Things your mother told you

Thanks Mom!

My mother told me:

Never, ever wear dark hose with white shoes, that it was a sign of a low I.Q.

Never join the Navy, they eat vaseline sandwichs everyday.

Never spit in the wind, for obvious reasons.
 
My grandmother was a one for sayings,including the :-
"If you fall out of that tree and break your leg dont come running to me".
"Civility cost nothing", usually just before thwapping me.
"God gave you two ears, but only one mouth so listen twice as much as you speak".

EZ http://smilecwm.tripod.com/cwm2/sleep.gif
 
Alright...my Dad was the wise one. My mom....looking back it seems to me she was the paranoid one.

Always had this thing with going out after dark alone. If you wanted to go anywhere she would say....take someone with you. Even now...me a grown woman she hates for me to go out alone. Always insists that someone will jump in my car at a stoplight and kill me. Right there on the spot. Just kill me.

I think the woman stays up nights thinking of things to worry about. In high school, I can remember every time I went anywhere she would scream after me "Now, don't you be out drunk and on drugs." Like the thought crossed my mind...and if it did she really thought that little warning would stop me.

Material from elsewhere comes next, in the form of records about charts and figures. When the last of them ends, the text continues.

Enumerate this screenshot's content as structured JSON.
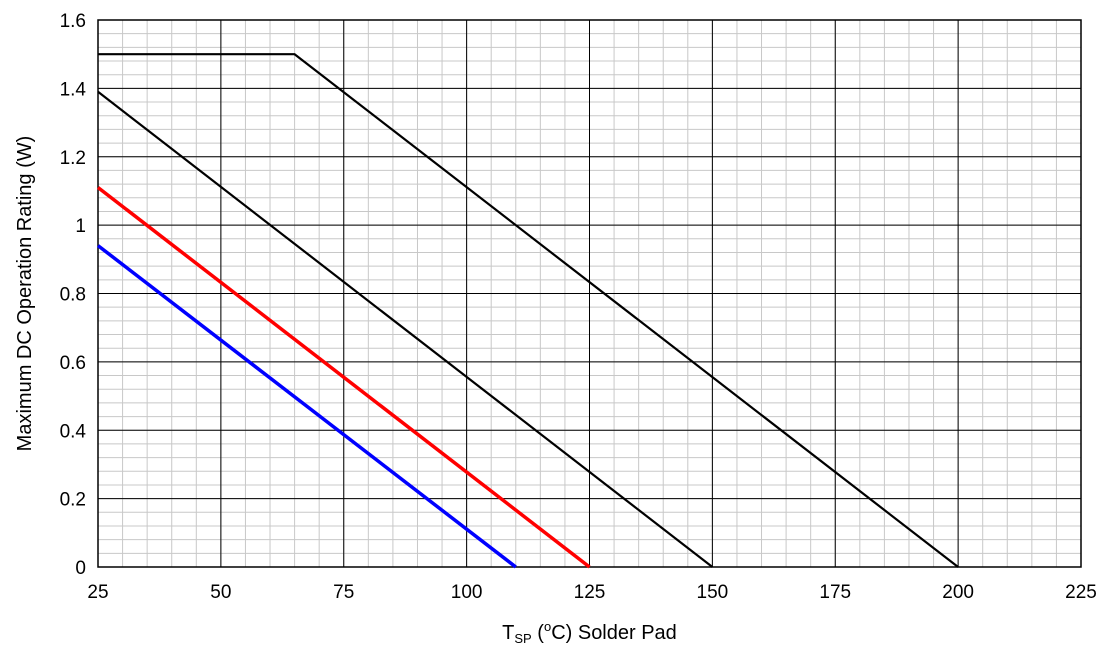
{
  "chart_data": {
    "type": "line",
    "title": "",
    "xlabel": {
      "base": "T",
      "subscript": "SP",
      "open": " (",
      "superscript": "o",
      "rest": "C) Solder Pad"
    },
    "ylabel": "Maximum DC Operation Rating (W)",
    "xlim": [
      25,
      225
    ],
    "ylim": [
      0,
      1.6
    ],
    "x_ticks": [
      25,
      50,
      75,
      100,
      125,
      150,
      175,
      200,
      225
    ],
    "y_ticks": [
      0,
      0.2,
      0.4,
      0.6,
      0.8,
      1,
      1.2,
      1.4,
      1.6
    ],
    "x_tick_labels": [
      "25",
      "50",
      "75",
      "100",
      "125",
      "150",
      "175",
      "200",
      "225"
    ],
    "y_tick_labels": [
      "0",
      "0.2",
      "0.4",
      "0.6",
      "0.8",
      "1",
      "1.2",
      "1.4",
      "1.6"
    ],
    "minor_x_step": 5,
    "minor_y_step": 0.04,
    "grid": true,
    "legend": "none",
    "series": [
      {
        "color": "#000000",
        "points": [
          [
            25,
            1.5
          ],
          [
            65,
            1.5
          ],
          [
            200,
            0
          ]
        ]
      },
      {
        "color": "#000000",
        "points": [
          [
            25,
            1.39
          ],
          [
            150,
            0
          ]
        ]
      },
      {
        "color": "#ff0000",
        "points": [
          [
            25,
            1.11
          ],
          [
            125,
            0
          ]
        ]
      },
      {
        "color": "#0000ff",
        "points": [
          [
            25,
            0.94
          ],
          [
            110,
            0
          ]
        ]
      }
    ]
  }
}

Now my Dad...that man was something. This is the man that taught me how to drink wine when I was 15. Took me to this fancy place in town and he and I sat down and shared one glass of every wine on the menu. I can remember thinking, "This stuff sucks". (I've changed my mind a little). This is the man that taught me all the dirty jokes I know (usually I heard him telling them to all the preachers.) *LOL* when he had something to say...he let it fly wherever. His most common phrase..."If they don't like it, fuck 'em". Man, I learned alot of cuss words from him. *grin* :)
 
Re: Mom and Dad

Bushido71XS said:
On Dinner: There's starving people in the world who would love to eat this good. (Note: Ever notice how this invariably has something to do with Brussel Sprouts?)

Anybody else get beat for offering to pay the postage to mail those unwanted Brussel Sprouts to those needy children who wanted them so much?
 
Re: Re: Mom and Dad

Weird Harold said:
Bushido71XS said:
On Dinner: There's starving people in the world who would love to eat this good. (Note: Ever notice how this invariably has something to do with Brussel Sprouts?)

Anybody else get beat for offering to pay the postage to mail those unwanted Brussel Sprouts to those needy children who wanted them so much?

LOL.. yeah I got a hiding for trying that one on :D
 
Re: Re: Mom and Dad

Weird Harold said:

Anybody else get beat for offering to pay the postage to mail those unwanted Brussel Sprouts to those needy children who wanted them so much? [/B][/QUOTE]

Absolutely! I was six and really thought it was a great idea to send the food to the starving children. I got a spanking for being such a smartass.
 
Brussel Sprouts

Tell me about it, after that leapt from my mouth. (And making a mental note to put brain in gear before opening mouth) I had to use a pillow to sit down and could warm my own bath water all by my onesies. ;)
 
My mom's a nice person, but you can only push her so far before she blows up -- and when she blows up, look out. Her philosophy is contained in these statements I've heard my whole life:

1. "You'll be a doormat as long as you lie down with WELCOME on your belly."

2. "It's one thing to shit on someone, but dammit don't rub it in."

And my favorite:

3. "You can shove an umbrella up anyone's ass, but don't pull it down open."
 
Good ole' Mom

I'm surprised that nobody has mentioned the potential consequences of jumping on the bed---you could hit your head on the ceiling and DIE! And if there is anything in your hands, you could fall down on it and DIE!

Although, that one really stuck. As a kid we had a babysitter with a glass eye. She lost an eye jumping on the bed with a pencil in her hand. Yep, you guessed it. She fell on it. Though she didn't die...

Also, my mom used to tell me that when eyelashes fell out, they never grew back. So every time I lost an eyelash, I would run to mirror to see how many I had left, because I was scared I was going to end up an eyelashless freak.

And after I got my Air-Mail Brussells Sprouts beating, I got Brussells Sprouts and Liver every meal for a week--as an object lesson, I suppose. However, I am still unsure what the lesson was. I think it was something like "Don't fuck with Mommy. I'm having a bad week." LOL I still can't look at the damned things.